Affinités et dissemblances

Affinités et dissemblances se révèlent à travers d'autres formes d'imagination et de pensée. Ainsi chez Donne et chez Herbert, le sens vivant des « doubles natures », de la conjonction nécessaire entre l'âme et le corps, le surnaturel et la nature, le divin et l'humain, oriente l'imagination poétique vers le paradoxe de l'Incarnation, favorise l'interpénétration de l'abstrait et du concret dans le style. Mais à travers les nuances mêmes de l'expression se discerne chez Crashaw et, d'une autre façon, chez Vaughan, une confusion du sensible et du spirituel, tandis que s'affirme diversement chez Marvell et chez Traherne la séparation ou la secrète identité de la sensation et de l'idée. Du point de vue de l'histoire de la pensée, ces poètes devraient se répartir entre les divers courants philosophiques et religieux qui traversent leur époque. L'unité ne se découvre pas même en leur commune attention à la vie intérieure, qui, aux yeux de certains critiques, justifierait le titre de poésie psychologique plutôt que métaphysique. On sait comment l'égocentrisme chez Donne s'élève à la conscience de soi, provoque l'analyse psychologique, conduit à l'ironie envers soi et à l'ambiguïté ; comment le désir exaspéré de se connaître ou de se rejoindre dicte l'attitude même du poète envers l'amour, envers la mort, envers Dieu. Un mode de conscience analogue se dessine chez Herbert. Que Crashaw, tout à l'opposé, ne cherche qu'à s'oublier et se perdre dans la contemplation extatique ne saurait surprendre. Mais la conscience de soi chez Vaughan n'est qu'un diffus sentiment de soi qui se projette sur la nature dans un mouvement de sympathie animiste. Fugitive chez Marvell, constante chez Traherne, s'affirme une « conscience de conscience » qui se désintéresse des passions de l'âme et des mouvements du cœur pour devenir contemplation pure de la pensée ou analyse intellectuelle des opérations de l'esprit. Elle trouve son expression purement philosophique dans les œuvres en prose du frère de George Herbert, Edward lord Herbert of Cherbury (1583-1648), penseur rationaliste et poète à ses heures.

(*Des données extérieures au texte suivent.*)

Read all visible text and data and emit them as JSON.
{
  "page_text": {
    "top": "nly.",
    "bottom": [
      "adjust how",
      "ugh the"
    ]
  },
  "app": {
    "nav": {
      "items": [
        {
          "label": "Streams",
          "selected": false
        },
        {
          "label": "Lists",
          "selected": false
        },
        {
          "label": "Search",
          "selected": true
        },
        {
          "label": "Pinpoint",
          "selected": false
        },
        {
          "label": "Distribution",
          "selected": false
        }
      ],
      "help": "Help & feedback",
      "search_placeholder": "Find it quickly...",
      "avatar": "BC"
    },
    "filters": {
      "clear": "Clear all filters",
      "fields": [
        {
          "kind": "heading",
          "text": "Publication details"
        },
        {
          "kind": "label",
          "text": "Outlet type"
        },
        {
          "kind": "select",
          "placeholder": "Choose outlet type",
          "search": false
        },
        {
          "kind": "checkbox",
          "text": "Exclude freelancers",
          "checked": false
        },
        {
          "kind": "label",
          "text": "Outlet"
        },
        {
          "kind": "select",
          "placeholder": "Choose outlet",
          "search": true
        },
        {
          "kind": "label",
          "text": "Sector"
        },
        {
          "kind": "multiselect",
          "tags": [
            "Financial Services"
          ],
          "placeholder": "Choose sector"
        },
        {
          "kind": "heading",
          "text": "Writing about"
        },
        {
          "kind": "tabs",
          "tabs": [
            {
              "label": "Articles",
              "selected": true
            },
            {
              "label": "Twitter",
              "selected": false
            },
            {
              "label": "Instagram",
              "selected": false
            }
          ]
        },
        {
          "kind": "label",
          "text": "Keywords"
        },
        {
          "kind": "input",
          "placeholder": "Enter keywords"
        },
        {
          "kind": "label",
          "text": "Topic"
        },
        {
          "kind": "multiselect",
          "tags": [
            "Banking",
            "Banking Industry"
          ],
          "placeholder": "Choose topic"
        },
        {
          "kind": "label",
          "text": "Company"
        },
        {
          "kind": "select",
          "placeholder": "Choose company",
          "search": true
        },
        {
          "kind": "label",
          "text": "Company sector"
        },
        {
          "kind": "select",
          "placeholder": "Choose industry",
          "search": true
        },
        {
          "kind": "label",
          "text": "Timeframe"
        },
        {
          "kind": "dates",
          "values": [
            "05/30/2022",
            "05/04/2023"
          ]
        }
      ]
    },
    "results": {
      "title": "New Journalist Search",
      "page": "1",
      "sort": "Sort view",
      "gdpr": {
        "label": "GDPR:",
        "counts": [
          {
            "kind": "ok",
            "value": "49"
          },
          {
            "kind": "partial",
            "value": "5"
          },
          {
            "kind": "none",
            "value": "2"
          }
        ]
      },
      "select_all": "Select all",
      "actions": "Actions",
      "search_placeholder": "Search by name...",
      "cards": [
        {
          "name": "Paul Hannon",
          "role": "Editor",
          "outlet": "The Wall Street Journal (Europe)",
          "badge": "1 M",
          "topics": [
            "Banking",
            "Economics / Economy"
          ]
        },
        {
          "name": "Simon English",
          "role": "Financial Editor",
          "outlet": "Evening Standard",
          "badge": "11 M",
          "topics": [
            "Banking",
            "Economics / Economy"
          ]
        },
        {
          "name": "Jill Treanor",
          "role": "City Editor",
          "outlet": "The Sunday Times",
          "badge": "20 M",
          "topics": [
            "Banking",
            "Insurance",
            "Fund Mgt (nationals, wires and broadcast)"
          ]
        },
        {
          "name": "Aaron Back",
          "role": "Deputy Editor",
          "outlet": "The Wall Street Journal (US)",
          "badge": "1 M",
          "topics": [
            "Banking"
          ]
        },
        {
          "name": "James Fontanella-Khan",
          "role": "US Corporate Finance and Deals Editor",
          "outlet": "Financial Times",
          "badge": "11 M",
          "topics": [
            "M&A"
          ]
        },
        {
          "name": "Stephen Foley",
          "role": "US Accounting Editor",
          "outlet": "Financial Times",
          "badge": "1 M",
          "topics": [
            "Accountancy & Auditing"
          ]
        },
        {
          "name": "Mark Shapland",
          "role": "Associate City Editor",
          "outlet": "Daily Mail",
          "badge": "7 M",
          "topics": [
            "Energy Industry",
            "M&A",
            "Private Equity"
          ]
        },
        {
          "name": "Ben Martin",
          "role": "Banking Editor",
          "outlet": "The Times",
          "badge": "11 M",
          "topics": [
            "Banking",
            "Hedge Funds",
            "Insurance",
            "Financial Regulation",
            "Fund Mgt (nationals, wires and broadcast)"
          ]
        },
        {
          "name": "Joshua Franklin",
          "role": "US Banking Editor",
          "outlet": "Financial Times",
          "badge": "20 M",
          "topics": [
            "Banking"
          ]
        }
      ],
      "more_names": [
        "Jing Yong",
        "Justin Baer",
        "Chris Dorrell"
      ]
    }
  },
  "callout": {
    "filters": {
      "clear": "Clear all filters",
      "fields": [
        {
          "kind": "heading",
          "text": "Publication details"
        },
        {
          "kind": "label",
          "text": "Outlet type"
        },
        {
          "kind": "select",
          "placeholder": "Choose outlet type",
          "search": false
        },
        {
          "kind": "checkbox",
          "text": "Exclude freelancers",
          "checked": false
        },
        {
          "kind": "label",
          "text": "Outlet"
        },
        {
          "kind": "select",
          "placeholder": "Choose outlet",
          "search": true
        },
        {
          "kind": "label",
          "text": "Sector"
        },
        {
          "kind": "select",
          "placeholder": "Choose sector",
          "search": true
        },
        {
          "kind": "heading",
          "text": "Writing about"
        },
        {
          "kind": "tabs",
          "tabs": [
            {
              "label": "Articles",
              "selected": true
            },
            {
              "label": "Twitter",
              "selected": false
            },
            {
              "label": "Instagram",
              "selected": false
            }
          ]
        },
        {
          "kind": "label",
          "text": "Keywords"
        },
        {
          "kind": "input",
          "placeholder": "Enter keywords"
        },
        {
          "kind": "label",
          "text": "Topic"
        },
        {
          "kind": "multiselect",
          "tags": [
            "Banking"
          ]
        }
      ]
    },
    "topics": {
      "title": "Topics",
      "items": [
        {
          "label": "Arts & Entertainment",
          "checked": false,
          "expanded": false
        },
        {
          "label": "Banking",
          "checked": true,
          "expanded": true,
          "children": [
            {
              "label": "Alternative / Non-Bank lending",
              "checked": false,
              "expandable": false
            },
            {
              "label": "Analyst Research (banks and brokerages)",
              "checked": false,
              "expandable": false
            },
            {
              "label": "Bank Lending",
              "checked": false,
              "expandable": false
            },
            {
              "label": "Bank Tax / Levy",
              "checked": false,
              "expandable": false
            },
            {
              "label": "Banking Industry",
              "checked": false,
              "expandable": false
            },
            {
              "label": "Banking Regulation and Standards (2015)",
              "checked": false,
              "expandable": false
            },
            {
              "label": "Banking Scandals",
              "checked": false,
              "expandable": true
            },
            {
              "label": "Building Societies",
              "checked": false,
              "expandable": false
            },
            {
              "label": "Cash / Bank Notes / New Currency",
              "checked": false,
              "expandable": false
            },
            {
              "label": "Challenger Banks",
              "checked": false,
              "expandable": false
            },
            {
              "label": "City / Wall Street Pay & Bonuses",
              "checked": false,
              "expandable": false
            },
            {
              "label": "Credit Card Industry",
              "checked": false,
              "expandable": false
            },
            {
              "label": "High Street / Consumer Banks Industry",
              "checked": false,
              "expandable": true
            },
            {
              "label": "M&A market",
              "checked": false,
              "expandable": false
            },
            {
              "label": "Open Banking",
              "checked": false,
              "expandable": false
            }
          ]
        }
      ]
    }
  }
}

La méditation introspective de Traherne est poésie métaphysique au sens plein, mais elle reste communication d'une expérience vécue. L'originalité même de la poésie métaphysique anglaise est de n'être jamais exposé philosophique à la manière du De natura rerum ou de certains passages de La Divine Comédie. Le plus souvent elle n'est pas métaphysique en substance et par les idées exprimées, mais elle l'est par le mouvement même de la « pensée pensante » qui se porte toujours vers un horizon métaphysique. À travers une dialectique du particulier et de l'universel, le sentiment individuel, en sa singularité concrète, se projette sur fond de monde, un monde encore suspendu à un principe métaphysique.

Cette présentation critique de la poésie métaphysique devrait se compléter d'une étude historique qu'on ne peut même esquisser ici. Les contemporains eurent conscience du phénomène littéraire sous le nom de strong lines, vers denses, difficiles, sacrifiant les harmonies faciles à la plénitude du sens et à la vigueur de l'expression. À l'origine du nouveau style lyrique inauguré par Donne, il faut citer le déclin des conventions romanesques, le réalisme satirique et une veine d'expression masculine (manly), la recherche de la dissonance, le goût de l'obscurité ou de la difficulté, la vogue du paradoxe et de l'épigramme, la passion de la dialectique, le triomphe du style « sénéquéen », dont l'artifice est recherche du naturel et de l'imprévisible. Mais cette poésie doit son inspiration profonde et sa résonance moderne à une vision du monde et[...]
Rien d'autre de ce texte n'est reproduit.